The effect of miglitol was studied (20 mg/kg body weight), administered intraduodenally alone or together with maltose, on the absorption and intestinal metabolism of glucose during its translocation from the lumen of the intestine to the blood, using in vitro perfused preparations of complete small intestine-pancreas, proximal small intestine alone, or distal small intestine alone, isolated from normal and non-insulin-dependent diabetic rats. In the absence of a luminal administration of maltose in normal rats, the glucose uptake from the vascular perfusate was greater in the presence (0.52 +/- 0.04 mmol/h) than in the absence (0.39 +/- 0.02 mmol/h) of miglitol (p < 0.05). In diabetic rats, no significant variations were observed in glucose uptake from the vascular perfusate as an effect of miglitol, but the glucose uptake in the presence of this drug was significantly less (p < 0.05) than that observed in normal rats.

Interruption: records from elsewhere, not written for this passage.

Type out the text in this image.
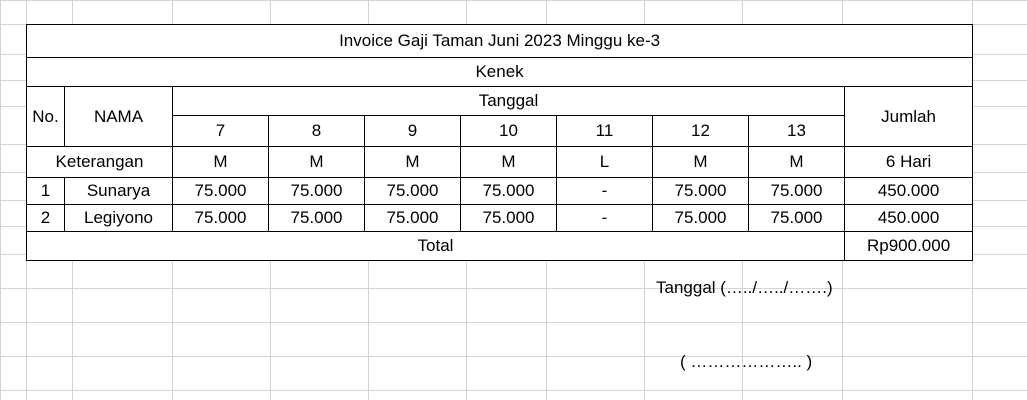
Invoice Gaji Taman Juni 2023 Minggu ke-3									
Kenek									
No.	NAMA	Tanggal							Jumlah
		7	8	9	10	11	12	13	
Keterangan		M	M	M	M	L	M	M	6 Hari
1	Sunarya	75.000	75.000	75.000	75.000	-	75.000	75.000	450.000
2	Legiyono	75.000	75.000	75.000	75.000	-	75.000	75.000	450.000
Total									Rp900.000
Tanggal (…../…../…….)
( ……………….. )
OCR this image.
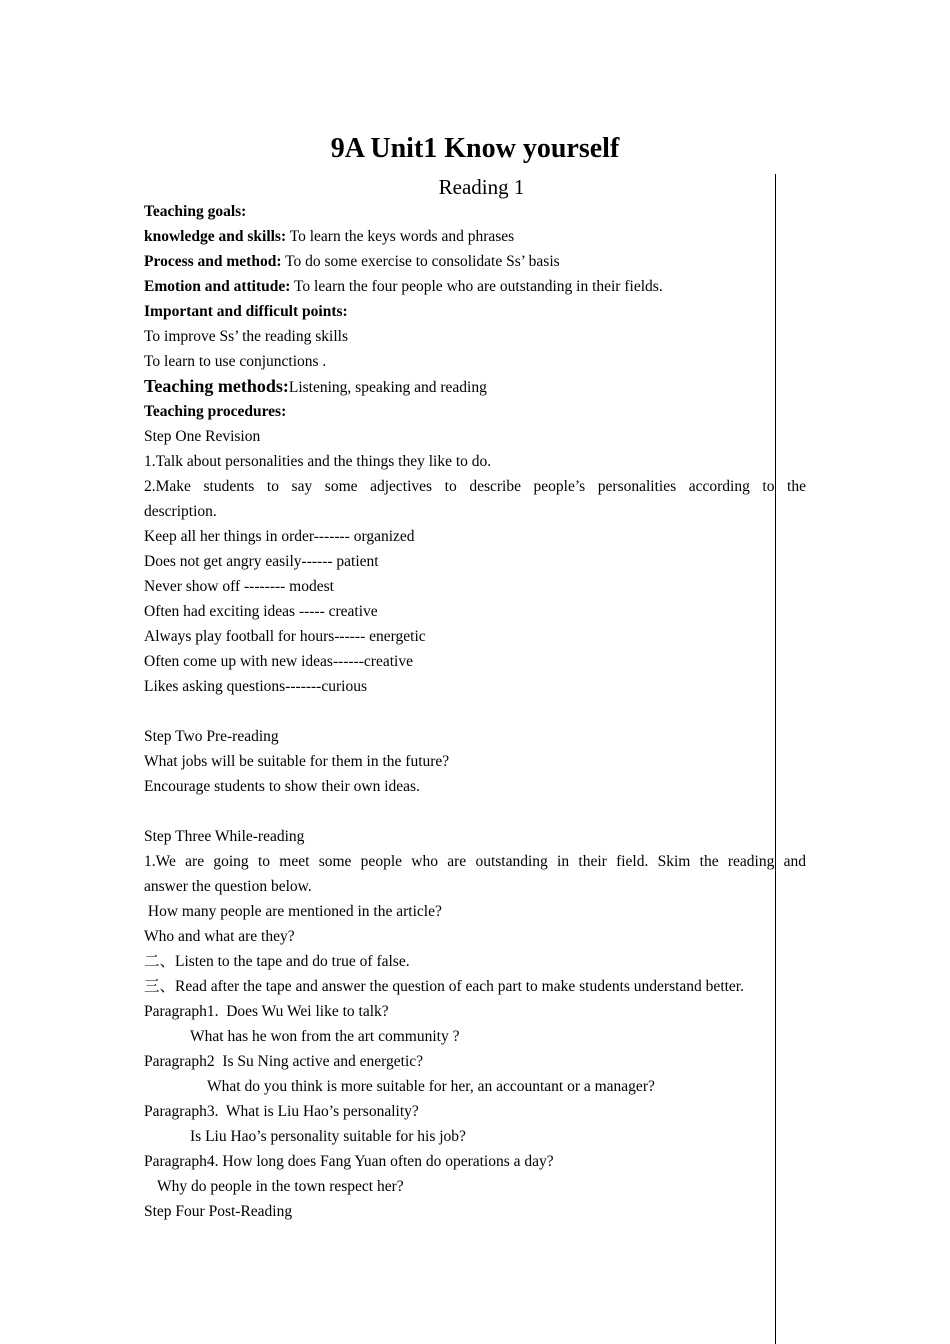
9A Unit1 Know yourself
Reading 1
Teaching goals:
knowledge and skills: To learn the keys words and phrases
Process and method: To do some exercise to consolidate Ss’ basis
Emotion and attitude: To learn the four people who are outstanding in their fields.
Important and difficult points:
To improve Ss’ the reading skills
To learn to use conjunctions .
Teaching methods:Listening, speaking and reading
Teaching procedures:
Step One Revision
1.Talk about personalities and the things they like to do.
2.Make students to say some adjectives to describe people’s personalities according to the
description.
Keep all her things in order------- organized
Does not get angry easily------ patient
Never show off -------- modest
Often had exciting ideas ----- creative
Always play football for hours------ energetic
Often come up with new ideas------creative
Likes asking questions-------curious
Step Two Pre-reading
What jobs will be suitable for them in the future?
Encourage students to show their own ideas.
Step Three While-reading
1.We are going to meet some people who are outstanding in their field. Skim the reading and
answer the question below.
How many people are mentioned in the article?
Who and what are they?
二、Listen to the tape and do true of false.
三、Read after the tape and answer the question of each part to make students understand better.
Paragraph1.  Does Wu Wei like to talk?
What has he won from the art community ?
Paragraph2  Is Su Ning active and energetic?
What do you think is more suitable for her, an accountant or a manager?
Paragraph3.  What is Liu Hao’s personality?
Is Liu Hao’s personality suitable for his job?
Paragraph4. How long does Fang Yuan often do operations a day?
Why do people in the town respect her?
Step Four Post-Reading
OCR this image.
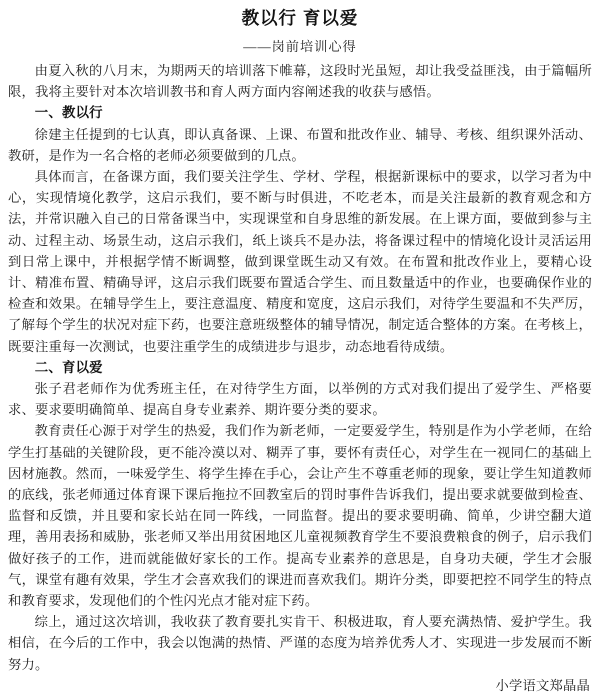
教以行 育以爱

——岗前培训心得

由夏入秋的八月末，为期两天的培训落下帷幕，这段时光虽短，却让我受益匪浅，由于篇幅所限，我将主要针对本次培训教书和育人两方面内容阐述我的收获与感悟。

一、教以行

徐建主任提到的七认真，即认真备课、上课、布置和批改作业、辅导、考核、组织课外活动、教研，是作为一名合格的老师必须要做到的几点。

具体而言，在备课方面，我们要关注学生、学材、学程，根据新课标中的要求，以学习者为中心，实现情境化教学，这启示我们，要不断与时俱进，不吃老本，而是关注最新的教育观念和方法，并常识融入自己的日常备课当中，实现课堂和自身思维的新发展。在上课方面，要做到参与主动、过程主动、场景生动，这启示我们，纸上谈兵不是办法，将备课过程中的情境化设计灵活运用到日常上课中，并根据学情不断调整，做到课堂既生动又有效。在布置和批改作业上，要精心设计、精准布置、精确导评，这启示我们既要布置适合学生、而且数量适中的作业，也要确保作业的检查和效果。在辅导学生上，要注意温度、精度和宽度，这启示我们，对待学生要温和不失严厉，了解每个学生的状况对症下药，也要注意班级整体的辅导情况，制定适合整体的方案。在考核上，既要注重每一次测试，也要注重学生的成绩进步与退步，动态地看待成绩。

二、育以爱

张子君老师作为优秀班主任，在对待学生方面，以举例的方式对我们提出了爱学生、严格要求、要求要明确简单、提高自身专业素养、期许要分类的要求。

教育责任心源于对学生的热爱，我们作为新老师，一定要爱学生，特别是作为小学老师，在给学生打基础的关键阶段，更不能冷漠以对、糊弄了事，要怀有责任心，对学生在一视同仁的基础上因材施教。然而，一味爱学生、将学生捧在手心，会让产生不尊重老师的现象，要让学生知道教师的底线，张老师通过体育课下课后拖拉不回教室后的罚时事件告诉我们，提出要求就要做到检查、监督和反馈，并且要和家长站在同一阵线，一同监督。提出的要求要明确、简单，少讲空翻大道理，善用表扬和威胁，张老师又举出用贫困地区儿童视频教育学生不要浪费粮食的例子，启示我们做好孩子的工作，进而就能做好家长的工作。提高专业素养的意思是，自身功夫硬，学生才会服气，课堂有趣有效果，学生才会喜欢我们的课进而喜欢我们。期许分类，即要把控不同学生的特点和教育要求，发现他们的个性闪光点才能对症下药。

综上，通过这次培训，我收获了教育要扎实肯干、积极进取，育人要充满热情、爱护学生。我相信，在今后的工作中，我会以饱满的热情、严谨的态度为培养优秀人才、实现进一步发展而不断努力。

小学语文郑晶晶
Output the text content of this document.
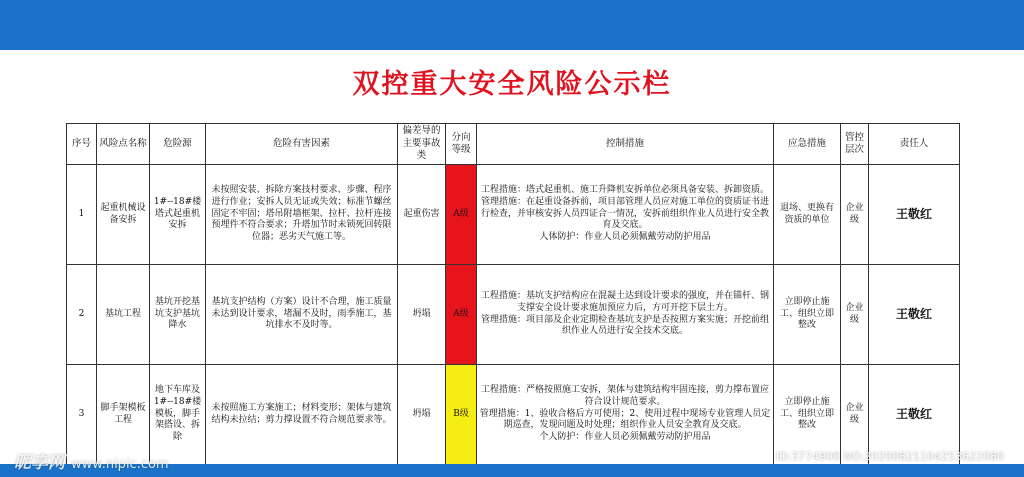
双控重大安全风险公示栏
序号	风险点名称	危险源	危险有害因素	偏差导的主要事故类	分向等级	控制措施	应急措施	管控层次	责任人
1	起重机械设备安拆	1#--18#楼塔式起重机安拆	未按照安装、拆除方案技村要求、步骤、程序进行作业；安拆人员无证或失效；标准节螺丝固定不牢固；塔吊附墙框架、拉杆、拉杆连接预埋件不符合要求；升塔加节时未锁死回转限位器；恶劣天气施工等。	起重伤害	A级	工程措施：塔式起重机、施工升降机安拆单位必须具备安装、拆卸资质。
管理措施：在起重设备拆前，项目部管理人员应对施工单位的资质证书进行检查，并审核安拆人员四证合一情况，安拆前组织作业人员进行安全教育及交底。
人体防护：作业人员必须佩戴劳动防护用品	退场、更换有资质的单位	企业级	王敬红
2	基坑工程	基坑开挖基坑支护基坑降水	基坑支护结构（方案）设计不合理，施工质量未达到设计要求，堵漏不及时，雨季施工，基坑排水不及时等。	坍塌	A级	工程措施：基坑支护结构应在混凝土达到设计要求的强度，并在锚杆、钢支撑安全设计要求施加预应力后，方可开挖下层土方。
管理措施：项目部及企业定期检查基坑支护是否按照方案实施；开挖前组织作业人员进行安全技术交底。	立即停止施工、组织立即整改	企业级	王敬红
3	脚手架模板工程	地下车库及1#--18#楼模板，脚手架搭设、拆除	未按照施工方案施工；材料变形；架体与建筑结构未拉结；剪力撑设置不符合规范要求等。	坍塌	B级	工程措施：严格按照施工安拆，架体与建筑结构牢固连接，剪力撑布置应符合设计规范要求。
管理措施：1、验收合格后方可使用；2、使用过程中现场专业管理人员定期巡查，发现问题及时处理；组织作业人员安全教育及交底。
个人防护：作业人员必须佩戴劳动防护用品	立即停止施工、组织立即整改	企业级	王敬红
昵享网 www.nipic.com
ID:3774900 NO:20200821104253622080
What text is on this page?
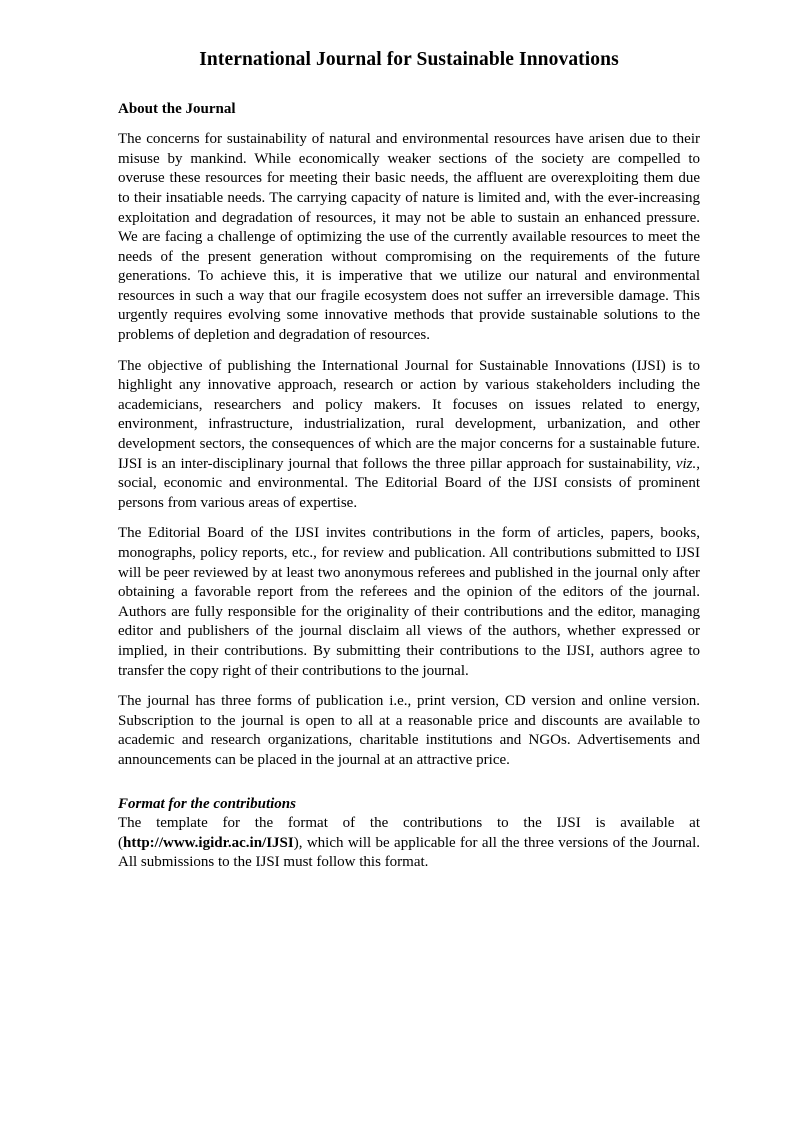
International Journal for Sustainable Innovations
About the Journal

The concerns for sustainability of natural and environmental resources have arisen due to their misuse by mankind. While economically weaker sections of the society are compelled to overuse these resources for meeting their basic needs, the affluent are overexploiting them due to their insatiable needs. The carrying capacity of nature is limited and, with the ever-increasing exploitation and degradation of resources, it may not be able to sustain an enhanced pressure. We are facing a challenge of optimizing the use of the currently available resources to meet the needs of the present generation without compromising on the requirements of the future generations. To achieve this, it is imperative that we utilize our natural and environmental resources in such a way that our fragile ecosystem does not suffer an irreversible damage. This urgently requires evolving some innovative methods that provide sustainable solutions to the problems of depletion and degradation of resources.

The objective of publishing the International Journal for Sustainable Innovations (IJSI) is to highlight any innovative approach, research or action by various stakeholders including the academicians, researchers and policy makers. It focuses on issues related to energy, environment, infrastructure, industrialization, rural development, urbanization, and other development sectors, the consequences of which are the major concerns for a sustainable future. IJSI is an inter-disciplinary journal that follows the three pillar approach for sustainability, viz., social, economic and environmental. The Editorial Board of the IJSI consists of prominent persons from various areas of expertise.

The Editorial Board of the IJSI invites contributions in the form of articles, papers, books, monographs, policy reports, etc., for review and publication. All contributions submitted to IJSI will be peer reviewed by at least two anonymous referees and published in the journal only after obtaining a favorable report from the referees and the opinion of the editors of the journal. Authors are fully responsible for the originality of their contributions and the editor, managing editor and publishers of the journal disclaim all views of the authors, whether expressed or implied, in their contributions. By submitting their contributions to the IJSI, authors agree to transfer the copy right of their contributions to the journal.

The journal has three forms of publication i.e., print version, CD version and online version. Subscription to the journal is open to all at a reasonable price and discounts are available to academic and research organizations, charitable institutions and NGOs. Advertisements and announcements can be placed in the journal at an attractive price.

Format for the contributions

The template for the format of the contributions to the IJSI is available at (http://www.igidr.ac.in/IJSI), which will be applicable for all the three versions of the Journal. All submissions to the IJSI must follow this format.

Portal lactate was significantly greater (p < 0.05) in diabetic than in normal rats and, after administration of miglitol, rose in both normal and diabetic rats, the rise being significantly greater in normal than in diabetic rats (p < 0.01). When maltose was administered luminally (2 g/kg body weight), the values of portal glucose in both normal and diabetic rats were significantly less in the presence of miglitol in the complete as well as in the distal and proximal small intestine preparations (p < 0.05); the glucose uptake from luminal administered maltose was greater in the presence of miglitol in diabetic (p < 0.05) and in normal (p < 0.05) rats except in the complete small intestine of normal rats; and no significant differences were observed in portal lactate levels between normal and diabetic rats in the presence of miglitol. In conclusion, our results show that miglitol administered luminally at the doses employed here, as well as reducing the transport of glucose from the lumen of the intestine into the blood supply, significantly stimulate intestinal glucose metabolism.